Epi…dream…iology. How HIV prevention programmes are sometimes based on made up stuff.


In my view, one of the strengths of many HIV and AIDS programmes is that they emphasise community participation, involving the people affected in analysing the issues they face and developing strategies to overcome them.  It can work really well, when it is well facilitated and based in reality.  But in the absence of good data on HIV vulnerability and risk – which is the case in many low income countries – everyone becomes an expert, and there can be a fair amount of people sitting around trying to conjure up the most worst scenarios to respond to.  And as a result, HIV prevention strategies often reflect prejudices and moral panic.  You often end up with long lists of stuff that could, conceivably happen, but no sense of whether it actually does.

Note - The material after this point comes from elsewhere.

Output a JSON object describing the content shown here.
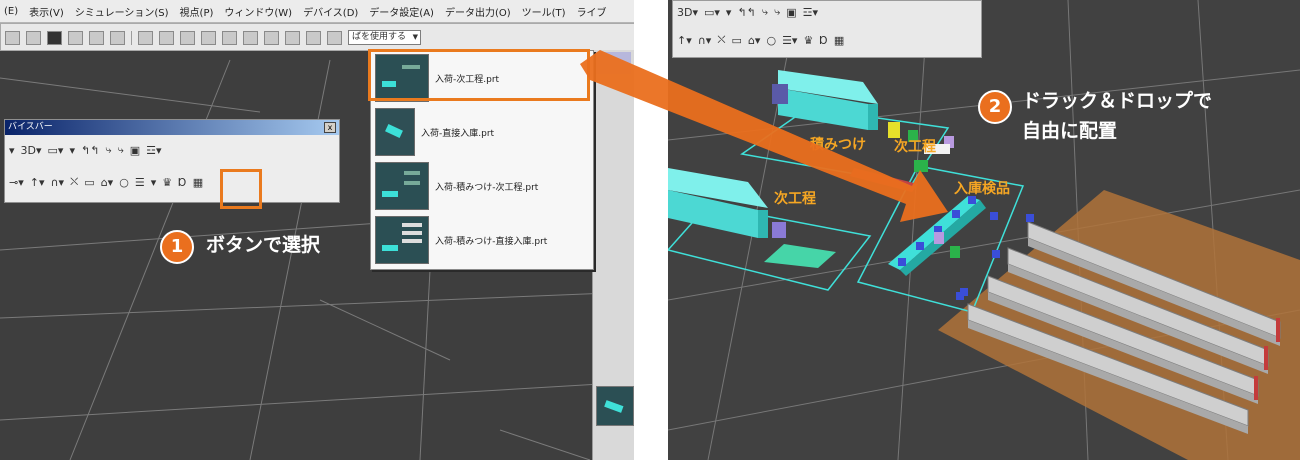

I recently came across some conclusions from a study carried out by a development NGO on risks of HIV in the NGO workplace, in a sub-saharan African country.  It is described as “baseline research” but the methodology is not clear.  I do know that some of the recommendations were developed at a workshop where the participants “decided that xxxxx was a risk factor”, which suggests that the conclusions were based on guesswork.

Here are a few excerpts from the study, relating to risk and vulnerability factors (translated from French, hence the oddness of some language).  As far as I can tell, the ultimate conclusion is that AIDS programmes cause AIDS.  Note the blind spot on same-sex relationships, and the fact that condoms aren’t mentioned anywhere. 

“The factors that negatively affect the fight against aids in institutional settings are as follows:

  • The planning of unnecessary overtime by employers and employees of different sexes
  • Placing managers’ offices in isolated or overly discrete (hidden?) places
  • Sending colleagues of different sexes together on missions lasting more than a day
  • Work with beneficiary communities can be tempting for employees especially girl beneficiaries (orphans) and women beneficiaries (widows)

In terms of employees, factors identified were:

  • long field visits away from partner
  • unnecessary overtime by managers and juniors of different sexes
  • the authority of the boss which can lead to more or less forced sex
  • seeking protection at work which can lead to sexual provocation (temptation?)
  • spending a long time in each other’s company (sharing the same office every day) which can lead to over-familiarity and can end in sex
  • participating in workshops lasting more than one day by colleagues of different sexes
  • work in the field that can lead to intimate relationships between employees and programme beneficiaries
  • Infidelity of the partners of employees because they are away so often.

Practices identifed at the level of beneficiary communities are field missions including participation in trainings and improving the lives of beneficaries for whom the new socioeconomic status opens the way to friends who let them satisfy their sexual needs… eg child headed househoulds and vulnerable women who got enough money to get boyfriends and took on other risk behaviours like polygamy, unmarried relationships and alcooholism.”